Innovation Must Solve a Real Customer Problem

Mark Gentile is a distinguished engineer and one of the chief architects for Symantec Enterprise Division, creating the architecture to support Symantec’s various security solutions. Mark was the founder and CEO of Odyssey Software, a mobile device management and security company acquired by Symantec in 2012.

Mark, how did things change when Odyssey Software was acquired by Symantec?

I'm an engineer at heart, so when I came to Symantec, I wanted to go back to the things that I loved doing. I enjoy product engineering and innovating, and I had the opportunity to do what I love with a bunch of really smart people. It impressed me on how passionate and intelligent all of the people in the engineering org were at Symantec. I loved being around the people I was working with and the mission to build products, technology, and solutions that help protect our customers from bad actors.

How has Symantec focused on innovating after the Broadcom acquisition?

Previously, we were structured in a way that didn’t support our ability to realize our true vision and potential. Before Broadcom, we had different leaders running endpoint security, information security, and network security. There wasn’t any common prioritization or alignment across them, so what was important to one group, may not have been so important to another. 

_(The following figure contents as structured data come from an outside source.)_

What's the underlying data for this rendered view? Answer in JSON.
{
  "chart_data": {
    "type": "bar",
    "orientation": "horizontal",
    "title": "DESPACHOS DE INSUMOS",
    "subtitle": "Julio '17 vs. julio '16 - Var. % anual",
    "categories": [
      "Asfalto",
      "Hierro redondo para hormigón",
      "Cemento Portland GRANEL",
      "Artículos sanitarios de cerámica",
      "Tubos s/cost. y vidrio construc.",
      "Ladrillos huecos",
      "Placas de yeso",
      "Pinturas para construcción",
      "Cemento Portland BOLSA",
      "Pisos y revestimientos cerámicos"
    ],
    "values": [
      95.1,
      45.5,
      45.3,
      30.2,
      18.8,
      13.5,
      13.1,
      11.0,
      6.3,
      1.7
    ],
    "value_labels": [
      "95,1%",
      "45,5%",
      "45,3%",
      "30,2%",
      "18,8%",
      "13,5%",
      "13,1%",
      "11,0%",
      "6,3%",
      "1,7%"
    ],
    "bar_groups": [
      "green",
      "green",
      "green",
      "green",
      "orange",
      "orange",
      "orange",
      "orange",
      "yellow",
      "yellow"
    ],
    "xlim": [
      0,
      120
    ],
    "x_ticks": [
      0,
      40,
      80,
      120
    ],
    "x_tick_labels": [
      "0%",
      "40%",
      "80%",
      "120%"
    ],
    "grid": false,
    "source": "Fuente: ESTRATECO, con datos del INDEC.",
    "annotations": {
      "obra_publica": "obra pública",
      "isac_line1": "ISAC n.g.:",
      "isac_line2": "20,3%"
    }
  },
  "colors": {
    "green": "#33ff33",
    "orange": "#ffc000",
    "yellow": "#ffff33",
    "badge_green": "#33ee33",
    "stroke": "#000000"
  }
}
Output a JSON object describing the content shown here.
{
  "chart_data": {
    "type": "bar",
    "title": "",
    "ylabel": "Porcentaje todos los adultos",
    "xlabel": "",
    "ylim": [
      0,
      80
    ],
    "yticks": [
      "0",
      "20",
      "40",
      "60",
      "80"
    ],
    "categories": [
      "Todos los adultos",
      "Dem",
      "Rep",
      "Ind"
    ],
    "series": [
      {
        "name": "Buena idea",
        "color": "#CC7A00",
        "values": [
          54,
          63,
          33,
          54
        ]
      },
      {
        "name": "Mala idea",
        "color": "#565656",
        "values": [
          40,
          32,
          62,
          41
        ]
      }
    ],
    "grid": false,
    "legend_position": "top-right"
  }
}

Now that everything is all under a single General Manager for the division, along with a single Engineering executive, and single Product Management executive, we are realizing and delivering on our vision. For example, we’ve always had a vision for a single agent with configurable feature blades that support our broad product portfolio. Since the Broadcom acquisition, we have started delivering on this vision, with continued expansion and feature extensibility in each subsequent agent release. That's something that would've never happened without changing the executive organization so that we can align and execute on that vision.

What are some examples of innovations that you’ve been involved with?

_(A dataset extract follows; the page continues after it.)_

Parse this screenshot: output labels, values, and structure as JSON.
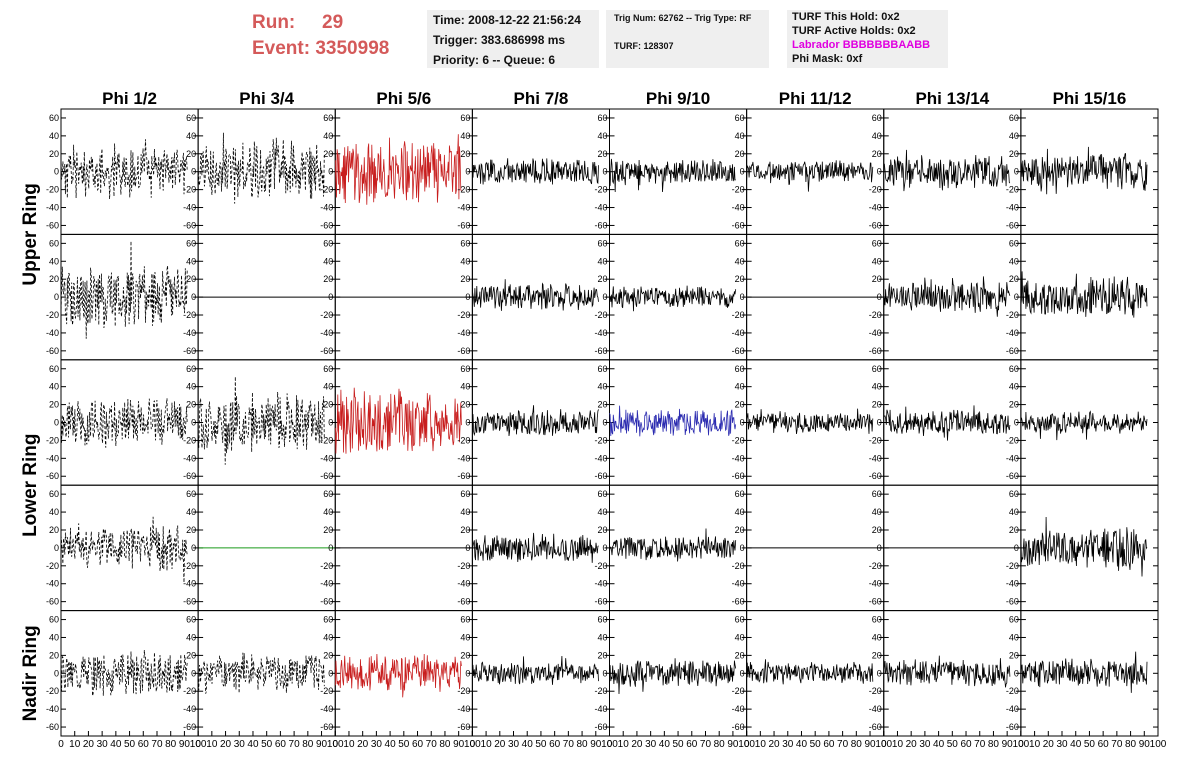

I’d have to say Adaptive Protection, Adaptive Isolation, IPS and Threat Defense for Active Directory (TDAD).

Adaptive Protection came about because we tracked a significant rise in attacks that leverage “living off the land” (LOTL) attack techniques. To explain this a bit more, attack operators explore target systems for existing tools and software (“the land”), such as operating system features or installed applications. They then leverage what they find to conduct the attack, often without leaving any artifacts - hence “living off the land”. Typically, this starts out with a phishing email with an attached document containing active content (macros), or an attached application shortcut file. In the document example, attackers use the active content in the document to execute and chain together various tools and OS features into a well-orchestrated LOTL attack. Many of these tools and OS features that attackers leverage are normally unused in customer environments, yet serve as open “doors and windows” for attackers. We needed to provide a way for our customers to automatically lock the “appropriate” doors and windows they weren’t using to protect their organization. Adaptive Protection delivers on this.

Our IPS technology provides network protection directly on the endpoint stack. IPS will look at inbound and outbound network behaviors and content and convict malicious activity. This protection often occurs even before a file reaches a machine, or if the file is already on the machine and it attempts to reach out to a command and control server.

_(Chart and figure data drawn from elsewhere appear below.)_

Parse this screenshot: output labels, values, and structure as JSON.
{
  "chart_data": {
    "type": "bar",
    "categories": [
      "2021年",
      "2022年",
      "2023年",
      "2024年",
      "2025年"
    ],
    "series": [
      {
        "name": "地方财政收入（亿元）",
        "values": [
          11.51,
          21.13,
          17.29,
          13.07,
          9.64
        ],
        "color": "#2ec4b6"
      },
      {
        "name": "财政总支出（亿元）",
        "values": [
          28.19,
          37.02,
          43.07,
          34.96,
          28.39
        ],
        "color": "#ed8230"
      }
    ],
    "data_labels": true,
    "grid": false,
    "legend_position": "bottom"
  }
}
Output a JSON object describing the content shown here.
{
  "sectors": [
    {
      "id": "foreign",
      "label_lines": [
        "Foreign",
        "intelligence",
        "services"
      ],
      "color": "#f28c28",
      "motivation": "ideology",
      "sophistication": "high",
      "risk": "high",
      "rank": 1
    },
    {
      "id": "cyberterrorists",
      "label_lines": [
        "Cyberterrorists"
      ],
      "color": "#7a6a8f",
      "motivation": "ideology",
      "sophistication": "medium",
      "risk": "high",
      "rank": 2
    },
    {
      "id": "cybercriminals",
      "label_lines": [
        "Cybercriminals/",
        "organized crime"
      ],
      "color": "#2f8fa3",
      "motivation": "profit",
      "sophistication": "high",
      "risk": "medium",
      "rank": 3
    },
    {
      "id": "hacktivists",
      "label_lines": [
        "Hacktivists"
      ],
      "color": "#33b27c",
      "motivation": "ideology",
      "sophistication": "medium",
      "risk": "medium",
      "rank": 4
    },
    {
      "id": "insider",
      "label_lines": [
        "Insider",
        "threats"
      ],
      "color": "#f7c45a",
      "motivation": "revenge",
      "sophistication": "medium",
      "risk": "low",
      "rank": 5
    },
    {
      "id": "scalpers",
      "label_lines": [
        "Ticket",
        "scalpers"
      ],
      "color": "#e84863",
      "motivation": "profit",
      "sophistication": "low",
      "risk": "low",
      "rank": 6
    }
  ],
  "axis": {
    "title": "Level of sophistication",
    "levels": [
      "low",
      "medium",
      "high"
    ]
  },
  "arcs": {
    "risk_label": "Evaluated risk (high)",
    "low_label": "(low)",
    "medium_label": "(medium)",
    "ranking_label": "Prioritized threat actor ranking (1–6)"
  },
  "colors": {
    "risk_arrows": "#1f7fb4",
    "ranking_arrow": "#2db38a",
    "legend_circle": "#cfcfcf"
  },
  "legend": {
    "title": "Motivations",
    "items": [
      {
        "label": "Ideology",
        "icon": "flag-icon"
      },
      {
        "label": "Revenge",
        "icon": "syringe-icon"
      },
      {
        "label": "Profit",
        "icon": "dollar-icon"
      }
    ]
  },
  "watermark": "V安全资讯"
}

Threat Defense for Active Directory (TDAD) has also been a game changer. Every targeted attack involves lateral movement in the target environment. In a typical attack, once the attacker lands, they begin to leverage Active Directory (AD) to explore the environment looking for target machines, users, and resources. By design, Active Directory is an open database, which holds a wealth of information about an environment. Any valid user on a domain-joined machine is able to query AD for information about the environment. Attackers leverage this once they land to find the most interesting targets, then attempt to move laterally to these targets to progress the attack. Symantec’s TDAD uses innovative techniques to deceive, identify and isolate the attackers when they try to leverage AD for malicious purposes.

I can go into these further if you want to have a followup blog.

Thanks, Mark, we just might do that! Is there anything else Symantec has done to help foster innovation?

There are two other things that we’ve done that are top-of-mind.  

First, an innovation must solve a real customer problem. And to understand the problem, it's very important to have a relationship with the customer. In many cases, before we give early adopter customers code to test, we meet with them. We explain what we are thinking and why we are thinking this. For example, we met with customers and described the Adaptive Protection features in detail before we built it. We needed to hear what was most important and what was keeping them up at night, i.e., their biggest challenges around security. So, listening to the customer and engaging with them allows us to deliver the best solution.

The other thing that is key, is about how you execute and deliver on innovations. To accelerate the pace at which we innovate, we need to do real world experimentation; and in order to actually do experimentation in the field without disrupting customers, we need to be able to release code silently, in a very controlled safe manner. We do this with “feature flags”. With feature flags, we can turn “on” a feature for a select set of customer participants rapidly and iterate. This shrinks the time it takes us to cycle and get feedback on its efficacy performance, reliability, failure rate, etc. It’s important to measure and understand these metrics. Since we're doing it silently, we would be silently blocking, not actually blocking, but we would return back telemetry to help us analyze and iterate until we get it right.